Y así como el universo se movía en la mente de Galileo, mi espíritu viajaba en todas las direcciones. Estaba a metros del museo de la Academia, donde está el David de Miguel Ángel con sus formas perfectas, con la exactitud y precisión del cincel donde, absorto, imagino cómo hizo Miguel Ángel para tallar el mármol debajo de la piel de su David y encontrar sus venas, músculos y tendones que nos dejan perplejos ante tanta perfección.

La noche me arropaba con sutiles lámparas de calles que inspiran poemas bucólicos, con versos de ventanas, con portones que riman con cada color de sus envejecidas fachadas. Hasta llegar a una esquina que me permitía ver una pared de rasgos verdes y blancos. La identifiqué perfectamente como si la conociera de siempre.

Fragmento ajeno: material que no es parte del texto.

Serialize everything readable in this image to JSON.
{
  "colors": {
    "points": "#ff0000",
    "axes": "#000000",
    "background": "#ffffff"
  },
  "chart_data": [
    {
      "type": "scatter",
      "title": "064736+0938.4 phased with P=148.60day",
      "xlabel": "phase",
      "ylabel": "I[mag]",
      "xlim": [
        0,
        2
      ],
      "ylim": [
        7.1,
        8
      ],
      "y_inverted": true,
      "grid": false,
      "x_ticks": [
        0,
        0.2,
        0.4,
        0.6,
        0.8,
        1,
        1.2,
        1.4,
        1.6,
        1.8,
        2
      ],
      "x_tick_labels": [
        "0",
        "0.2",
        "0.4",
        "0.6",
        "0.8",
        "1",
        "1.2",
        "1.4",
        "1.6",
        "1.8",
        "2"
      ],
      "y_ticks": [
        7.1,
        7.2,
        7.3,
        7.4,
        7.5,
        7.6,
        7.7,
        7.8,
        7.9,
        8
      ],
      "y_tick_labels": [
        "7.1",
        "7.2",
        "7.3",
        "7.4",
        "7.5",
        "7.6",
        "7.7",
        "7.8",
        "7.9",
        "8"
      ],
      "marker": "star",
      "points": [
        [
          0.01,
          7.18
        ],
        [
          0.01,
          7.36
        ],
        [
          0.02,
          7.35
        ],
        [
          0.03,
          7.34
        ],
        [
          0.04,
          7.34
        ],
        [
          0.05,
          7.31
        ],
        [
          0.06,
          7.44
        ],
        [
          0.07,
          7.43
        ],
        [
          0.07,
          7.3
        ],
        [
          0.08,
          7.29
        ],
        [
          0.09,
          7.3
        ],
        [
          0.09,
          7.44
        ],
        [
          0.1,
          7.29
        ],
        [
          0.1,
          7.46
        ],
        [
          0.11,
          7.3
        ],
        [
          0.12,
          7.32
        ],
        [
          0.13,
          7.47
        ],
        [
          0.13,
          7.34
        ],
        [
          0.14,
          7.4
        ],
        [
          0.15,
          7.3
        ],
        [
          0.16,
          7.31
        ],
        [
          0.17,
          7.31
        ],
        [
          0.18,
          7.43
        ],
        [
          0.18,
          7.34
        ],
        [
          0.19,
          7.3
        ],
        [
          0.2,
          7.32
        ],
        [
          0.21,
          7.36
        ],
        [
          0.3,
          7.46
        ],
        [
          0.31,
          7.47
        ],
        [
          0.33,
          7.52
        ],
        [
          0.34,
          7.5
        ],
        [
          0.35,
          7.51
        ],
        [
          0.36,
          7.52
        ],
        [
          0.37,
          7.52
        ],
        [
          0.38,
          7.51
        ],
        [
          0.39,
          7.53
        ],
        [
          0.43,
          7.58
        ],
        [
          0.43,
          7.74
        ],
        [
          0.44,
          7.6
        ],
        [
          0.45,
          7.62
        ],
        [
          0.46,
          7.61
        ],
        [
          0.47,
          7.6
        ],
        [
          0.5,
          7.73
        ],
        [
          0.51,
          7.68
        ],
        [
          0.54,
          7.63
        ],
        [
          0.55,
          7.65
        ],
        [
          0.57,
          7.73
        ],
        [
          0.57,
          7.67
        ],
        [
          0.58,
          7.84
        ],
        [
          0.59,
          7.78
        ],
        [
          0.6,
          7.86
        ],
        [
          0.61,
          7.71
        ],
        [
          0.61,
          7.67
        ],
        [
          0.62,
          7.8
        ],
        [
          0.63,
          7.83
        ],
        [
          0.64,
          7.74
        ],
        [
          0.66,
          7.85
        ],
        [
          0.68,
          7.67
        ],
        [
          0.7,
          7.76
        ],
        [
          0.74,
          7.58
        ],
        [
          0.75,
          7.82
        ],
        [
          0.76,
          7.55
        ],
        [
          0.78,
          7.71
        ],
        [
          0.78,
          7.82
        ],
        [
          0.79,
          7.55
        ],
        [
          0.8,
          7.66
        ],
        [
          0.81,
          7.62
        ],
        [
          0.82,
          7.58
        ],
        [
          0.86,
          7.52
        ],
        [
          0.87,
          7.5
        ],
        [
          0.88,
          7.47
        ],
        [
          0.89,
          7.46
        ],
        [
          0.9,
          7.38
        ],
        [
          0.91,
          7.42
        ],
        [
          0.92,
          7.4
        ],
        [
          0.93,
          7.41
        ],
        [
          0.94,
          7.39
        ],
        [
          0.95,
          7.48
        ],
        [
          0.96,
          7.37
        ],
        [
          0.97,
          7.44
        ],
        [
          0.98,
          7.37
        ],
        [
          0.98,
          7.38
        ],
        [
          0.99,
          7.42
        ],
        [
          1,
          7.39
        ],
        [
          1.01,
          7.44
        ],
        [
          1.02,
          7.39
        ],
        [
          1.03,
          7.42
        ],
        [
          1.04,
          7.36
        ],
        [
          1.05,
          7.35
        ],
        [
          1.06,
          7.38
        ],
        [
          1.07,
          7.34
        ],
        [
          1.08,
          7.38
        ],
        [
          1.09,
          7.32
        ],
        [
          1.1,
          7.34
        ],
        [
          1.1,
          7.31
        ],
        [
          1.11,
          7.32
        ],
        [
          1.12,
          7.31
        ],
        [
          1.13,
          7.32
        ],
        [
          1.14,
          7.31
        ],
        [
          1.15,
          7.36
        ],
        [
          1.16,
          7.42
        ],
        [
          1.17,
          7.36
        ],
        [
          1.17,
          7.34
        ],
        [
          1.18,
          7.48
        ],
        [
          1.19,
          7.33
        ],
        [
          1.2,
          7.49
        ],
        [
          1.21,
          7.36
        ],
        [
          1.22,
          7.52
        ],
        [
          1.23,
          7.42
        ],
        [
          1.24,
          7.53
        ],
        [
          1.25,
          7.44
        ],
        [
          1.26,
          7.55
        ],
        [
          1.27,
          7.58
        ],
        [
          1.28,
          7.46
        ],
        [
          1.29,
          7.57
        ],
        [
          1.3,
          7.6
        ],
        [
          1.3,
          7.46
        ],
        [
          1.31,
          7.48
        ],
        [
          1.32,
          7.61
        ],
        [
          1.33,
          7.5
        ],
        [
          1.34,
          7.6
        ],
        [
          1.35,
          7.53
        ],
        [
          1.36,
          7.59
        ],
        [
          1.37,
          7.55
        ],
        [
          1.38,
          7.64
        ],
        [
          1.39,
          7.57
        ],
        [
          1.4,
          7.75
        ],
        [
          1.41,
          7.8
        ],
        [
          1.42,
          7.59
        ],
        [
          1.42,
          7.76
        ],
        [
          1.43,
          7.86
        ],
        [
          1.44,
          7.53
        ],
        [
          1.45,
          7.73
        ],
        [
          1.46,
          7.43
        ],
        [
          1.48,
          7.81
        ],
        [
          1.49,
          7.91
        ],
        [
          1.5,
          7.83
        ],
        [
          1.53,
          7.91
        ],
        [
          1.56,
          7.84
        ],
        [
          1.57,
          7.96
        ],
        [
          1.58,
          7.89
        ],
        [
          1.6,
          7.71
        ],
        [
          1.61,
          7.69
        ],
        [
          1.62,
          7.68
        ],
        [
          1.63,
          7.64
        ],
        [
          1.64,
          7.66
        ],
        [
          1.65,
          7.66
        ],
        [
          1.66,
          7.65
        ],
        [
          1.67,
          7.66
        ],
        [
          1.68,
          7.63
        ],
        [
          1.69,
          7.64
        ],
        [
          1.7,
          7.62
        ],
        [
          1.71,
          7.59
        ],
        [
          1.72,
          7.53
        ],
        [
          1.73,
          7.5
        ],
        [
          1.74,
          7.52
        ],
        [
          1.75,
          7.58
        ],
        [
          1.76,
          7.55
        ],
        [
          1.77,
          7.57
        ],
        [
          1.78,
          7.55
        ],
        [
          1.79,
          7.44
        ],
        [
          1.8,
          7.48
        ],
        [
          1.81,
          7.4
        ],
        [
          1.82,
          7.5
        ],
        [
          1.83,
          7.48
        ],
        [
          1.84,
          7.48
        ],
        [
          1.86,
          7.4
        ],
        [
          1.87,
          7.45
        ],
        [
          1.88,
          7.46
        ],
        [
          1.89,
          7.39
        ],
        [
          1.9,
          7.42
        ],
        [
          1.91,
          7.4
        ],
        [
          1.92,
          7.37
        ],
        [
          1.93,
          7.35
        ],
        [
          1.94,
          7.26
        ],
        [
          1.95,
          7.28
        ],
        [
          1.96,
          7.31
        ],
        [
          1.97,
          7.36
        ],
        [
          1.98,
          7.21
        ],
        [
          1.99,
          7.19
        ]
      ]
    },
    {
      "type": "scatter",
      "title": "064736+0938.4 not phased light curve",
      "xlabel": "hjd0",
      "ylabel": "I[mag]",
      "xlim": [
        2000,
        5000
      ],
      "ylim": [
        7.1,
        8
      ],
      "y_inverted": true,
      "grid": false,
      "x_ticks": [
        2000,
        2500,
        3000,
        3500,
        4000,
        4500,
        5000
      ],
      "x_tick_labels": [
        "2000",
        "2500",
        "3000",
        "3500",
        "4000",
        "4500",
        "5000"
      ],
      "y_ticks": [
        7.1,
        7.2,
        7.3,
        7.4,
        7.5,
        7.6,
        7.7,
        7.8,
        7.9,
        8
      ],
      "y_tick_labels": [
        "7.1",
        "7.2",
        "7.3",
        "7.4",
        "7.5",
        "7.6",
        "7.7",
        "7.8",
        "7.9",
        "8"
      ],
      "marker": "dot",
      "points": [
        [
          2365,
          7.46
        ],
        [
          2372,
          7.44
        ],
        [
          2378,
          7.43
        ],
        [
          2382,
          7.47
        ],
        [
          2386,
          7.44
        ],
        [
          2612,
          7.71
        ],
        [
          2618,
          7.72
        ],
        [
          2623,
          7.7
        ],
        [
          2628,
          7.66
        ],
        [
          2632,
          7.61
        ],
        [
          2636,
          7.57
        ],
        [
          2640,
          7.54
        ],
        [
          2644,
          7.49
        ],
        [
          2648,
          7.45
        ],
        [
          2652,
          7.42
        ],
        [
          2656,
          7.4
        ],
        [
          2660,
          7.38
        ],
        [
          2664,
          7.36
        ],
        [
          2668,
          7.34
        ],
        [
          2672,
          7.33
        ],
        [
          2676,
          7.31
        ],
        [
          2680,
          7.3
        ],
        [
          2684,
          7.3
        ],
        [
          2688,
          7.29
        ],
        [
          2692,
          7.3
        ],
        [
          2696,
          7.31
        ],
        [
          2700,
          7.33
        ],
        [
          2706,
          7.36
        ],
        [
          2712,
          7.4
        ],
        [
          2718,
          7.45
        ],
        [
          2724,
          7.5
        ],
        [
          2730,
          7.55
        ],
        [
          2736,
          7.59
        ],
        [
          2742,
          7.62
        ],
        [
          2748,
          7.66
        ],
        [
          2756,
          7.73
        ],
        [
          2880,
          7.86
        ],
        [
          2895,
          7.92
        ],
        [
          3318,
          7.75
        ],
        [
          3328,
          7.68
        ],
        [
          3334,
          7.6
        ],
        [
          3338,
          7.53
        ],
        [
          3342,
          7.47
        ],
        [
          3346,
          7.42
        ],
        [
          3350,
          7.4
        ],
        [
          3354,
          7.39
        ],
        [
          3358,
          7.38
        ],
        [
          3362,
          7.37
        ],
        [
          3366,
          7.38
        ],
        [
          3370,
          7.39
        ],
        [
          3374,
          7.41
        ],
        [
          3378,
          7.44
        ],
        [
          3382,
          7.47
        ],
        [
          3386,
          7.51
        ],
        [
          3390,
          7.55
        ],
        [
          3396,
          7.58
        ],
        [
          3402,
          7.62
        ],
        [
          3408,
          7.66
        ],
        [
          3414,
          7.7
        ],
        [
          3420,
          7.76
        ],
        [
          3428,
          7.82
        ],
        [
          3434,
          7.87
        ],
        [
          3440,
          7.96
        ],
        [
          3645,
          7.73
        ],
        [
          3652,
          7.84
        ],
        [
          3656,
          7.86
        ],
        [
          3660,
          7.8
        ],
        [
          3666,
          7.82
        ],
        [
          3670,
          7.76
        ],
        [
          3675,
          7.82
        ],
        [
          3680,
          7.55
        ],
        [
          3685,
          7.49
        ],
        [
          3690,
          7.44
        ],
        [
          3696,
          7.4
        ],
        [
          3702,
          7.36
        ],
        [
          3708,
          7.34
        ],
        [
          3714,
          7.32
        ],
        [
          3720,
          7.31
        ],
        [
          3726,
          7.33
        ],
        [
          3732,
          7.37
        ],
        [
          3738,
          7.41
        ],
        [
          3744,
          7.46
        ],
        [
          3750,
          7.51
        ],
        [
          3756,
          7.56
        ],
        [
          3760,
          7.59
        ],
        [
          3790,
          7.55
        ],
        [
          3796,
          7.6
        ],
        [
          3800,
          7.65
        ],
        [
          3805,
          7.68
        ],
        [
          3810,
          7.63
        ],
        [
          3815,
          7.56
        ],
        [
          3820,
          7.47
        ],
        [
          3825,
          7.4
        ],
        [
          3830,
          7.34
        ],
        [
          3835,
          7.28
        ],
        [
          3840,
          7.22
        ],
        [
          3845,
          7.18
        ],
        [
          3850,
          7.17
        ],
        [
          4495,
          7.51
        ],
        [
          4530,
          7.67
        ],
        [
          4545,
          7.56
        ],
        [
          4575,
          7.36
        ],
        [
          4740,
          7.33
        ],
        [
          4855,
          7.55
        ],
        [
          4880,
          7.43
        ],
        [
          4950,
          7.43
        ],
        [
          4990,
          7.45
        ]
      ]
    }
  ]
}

Aceleré mi paso, miraba hacia arriba, pero los edificios escalados por balcones no me dejaban ver. Sabía que había llegado el momento; estaba a unos metros de una esquina con un farol como testigo que iluminaría mi encuentro. Seguí apresurado y, alcanzando el farol, mis ojos se elevaron, y ahí estaba, resignado a mi contemplación.

Ante mí tenía El Duomo, el mayor hito de la ingeniería actual, para mí el más grande suceso de la arquitectura renacentista: el milagro de Filippo Brunelleschi, una idea de ladrillo y mortero, una respuesta a un mundo viejo que indicaba que El Renacimiento había llegado. Ya no eran fotos en una enciclopedia, ni videos de documentales, ni cuentos, ni leyendas. Ahí estaba, adornando la catedral de Santa María del Fiore. Fui acercándome y tímidamente toqué sus muros; me impregné de los sueños que se cumplen cuando viajamos y dejamos que los sentidos despierten ante la tranquilidad de la belleza.

Perplejo, enmudecido, con lágrimas rodando y contemplando más de 4 millones de ladrillos y un peso de 40 mil toneladas, entendí que la vida me premiaba con ver una de las obras más perfectas, símbolo de una era, fruto de la creatividad y quizás de la mágica relación Dios-Hombre en la tierra.